If it’s the latter you’re aiming for, then it’s easy to work out the average value. Just take the total sales profit, and divide this number by the number of sales orders you receive. You can then further break this down by the source of sale and/or product line.

If your conversions are sales enquires (with the sale still being a few steps away), you will need to work out how many enquiries it takes to achieve a sale. As with website sales, you should break this down by source if you can.

You may want to take this further if you are regionally based, and break this down based on factors including the distance from offices and the potential costs of sale. You can’t get too granular!

Work out your Target CPA(s)

Now you have your average client value and your current CPA. Hopefully the current CPA is much lower than the average client value!

So, how do you decide what your CPA target should be? This should be answered by your business objectives and cash flow position.

Firstly, is the objective profitability or growth of revenue and market share?

The two are definitely not mutually exclusive, but to maximise one, you may need to curtail the other. A high CPA target means you chance land more business, but it will mean a lower margin, and (as in point two) it needs to be sustainable.

Remember to keep in mind that when deciding how aggressive to be with your target CPAs, the product mix, or opportunities for cross-sale could have a major impact as well.

Secondly, how soon do you need to make a profit? Even if you know that 18 months from now the profit will be great, do you have the budget to wait for this? If not, then you may want to bring this sooner by having a lower CPA target.

Additionally, it's important to remember that the further out you forecast, the more factors that can change. Is there a technology or commercial change on the horizon? Can you forecast what this is accurately? Really?

Volume: The balance of margin and CPAs

Just like any other business, price elasticity comes into play online.  If you are good value, you should sell well, if you are great value, you should sell even more!

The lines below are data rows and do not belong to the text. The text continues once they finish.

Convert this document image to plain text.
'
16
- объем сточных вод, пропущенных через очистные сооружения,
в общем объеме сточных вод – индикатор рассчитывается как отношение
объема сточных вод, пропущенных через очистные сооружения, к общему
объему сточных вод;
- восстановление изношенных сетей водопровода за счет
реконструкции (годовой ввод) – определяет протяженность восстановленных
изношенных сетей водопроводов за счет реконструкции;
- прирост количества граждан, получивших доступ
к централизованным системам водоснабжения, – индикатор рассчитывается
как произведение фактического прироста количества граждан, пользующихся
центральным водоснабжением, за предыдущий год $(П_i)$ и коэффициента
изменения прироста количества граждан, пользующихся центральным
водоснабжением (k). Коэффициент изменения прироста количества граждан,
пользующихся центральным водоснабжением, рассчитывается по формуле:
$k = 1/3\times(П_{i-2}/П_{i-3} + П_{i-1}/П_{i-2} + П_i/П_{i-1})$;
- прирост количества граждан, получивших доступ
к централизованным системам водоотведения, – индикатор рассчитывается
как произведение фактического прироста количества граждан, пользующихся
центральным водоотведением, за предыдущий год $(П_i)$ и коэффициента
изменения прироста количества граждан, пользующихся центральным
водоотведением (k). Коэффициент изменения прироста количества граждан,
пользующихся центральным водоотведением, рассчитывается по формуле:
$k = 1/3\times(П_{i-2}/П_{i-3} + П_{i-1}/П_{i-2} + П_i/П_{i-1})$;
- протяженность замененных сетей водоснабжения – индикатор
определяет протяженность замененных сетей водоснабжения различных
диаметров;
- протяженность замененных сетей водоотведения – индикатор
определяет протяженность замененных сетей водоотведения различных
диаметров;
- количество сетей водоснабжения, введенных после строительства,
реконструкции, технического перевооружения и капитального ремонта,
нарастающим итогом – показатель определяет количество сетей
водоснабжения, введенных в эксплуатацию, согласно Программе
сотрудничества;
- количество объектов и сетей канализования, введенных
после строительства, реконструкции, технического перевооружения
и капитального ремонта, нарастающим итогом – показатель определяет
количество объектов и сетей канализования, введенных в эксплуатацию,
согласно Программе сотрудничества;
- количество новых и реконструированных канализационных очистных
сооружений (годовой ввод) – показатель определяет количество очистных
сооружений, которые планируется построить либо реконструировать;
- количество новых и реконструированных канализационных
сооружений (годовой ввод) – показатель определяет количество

If the product you are selling is commoditised and/or easily available from other distributors, then a slight change in price can mean the difference between a good CPA and a great one!

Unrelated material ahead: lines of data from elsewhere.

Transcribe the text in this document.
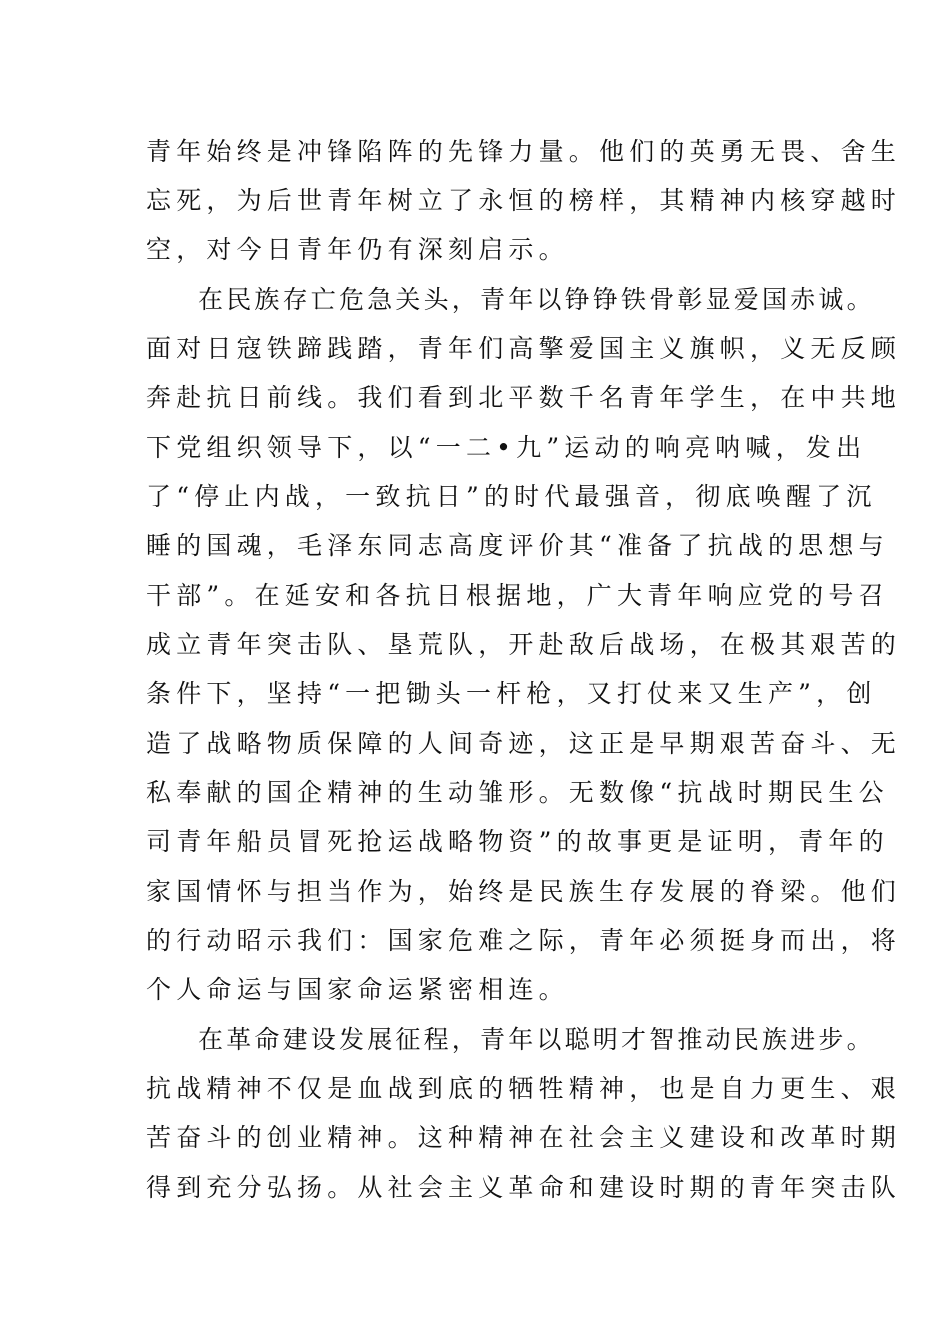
青年始终是冲锋陷阵的先锋力量。他们的英勇无畏、舍生
忘死，为后世青年树立了永恒的榜样，其精神内核穿越时
空，对今日青年仍有深刻启示。
在民族存亡危急关头，青年以铮铮铁骨彰显爱国赤诚。
面对日寇铁蹄践踏，青年们高擎爱国主义旗帜，义无反顾
奔赴抗日前线。我们看到北平数千名青年学生，在中共地
下党组织领导下，以“一二•九”运动的响亮呐喊，发出
了“停止内战，一致抗日”的时代最强音，彻底唤醒了沉
睡的国魂，毛泽东同志高度评价其“准备了抗战的思想与
干部”。在延安和各抗日根据地，广大青年响应党的号召
成立青年突击队、垦荒队，开赴敌后战场，在极其艰苦的
条件下，坚持“一把锄头一杆枪，又打仗来又生产”，创
造了战略物质保障的人间奇迹，这正是早期艰苦奋斗、无
私奉献的国企精神的生动雏形。无数像“抗战时期民生公
司青年船员冒死抢运战略物资”的故事更是证明，青年的
家国情怀与担当作为，始终是民族生存发展的脊梁。他们
的行动昭示我们：国家危难之际，青年必须挺身而出，将
个人命运与国家命运紧密相连。
在革命建设发展征程，青年以聪明才智推动民族进步。
抗战精神不仅是血战到底的牺牲精神，也是自力更生、艰
苦奋斗的创业精神。这种精神在社会主义建设和改革时期
得到充分弘扬。从社会主义革命和建设时期的青年突击队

Make informed pricing decisions

Check out the competition. Remember to consider factors such as their product and service range, pricing, sales volume, and overall brand strength. Gather information from secondary sources, including competitors’ websites, brochures, advertisements, and annual reports.

If the market is very commercially transparent (for example, your competitors run Google Shopping campaigns), then you should make sure that you are competitive and articulate the value of your brand well.

If your sales process is extended past initial contact (with examples ranging from kitchens to pro services!) then you need to ensure your value is being built and tracked from the first interaction and maintained.

And finally, a few things to remember…

1. Track and quantify all of your channels. Compare them, but be aware of the multiplier impact one can have on the other. Attribution modelling can help with this, but it is not the full story.

2. Keep a record of any major price changes or events. Something as minor as schools being on half term can help explain big changes.

3. Be clear about your goals and what budgets you need to achieve them. Double check these (and them triple check them).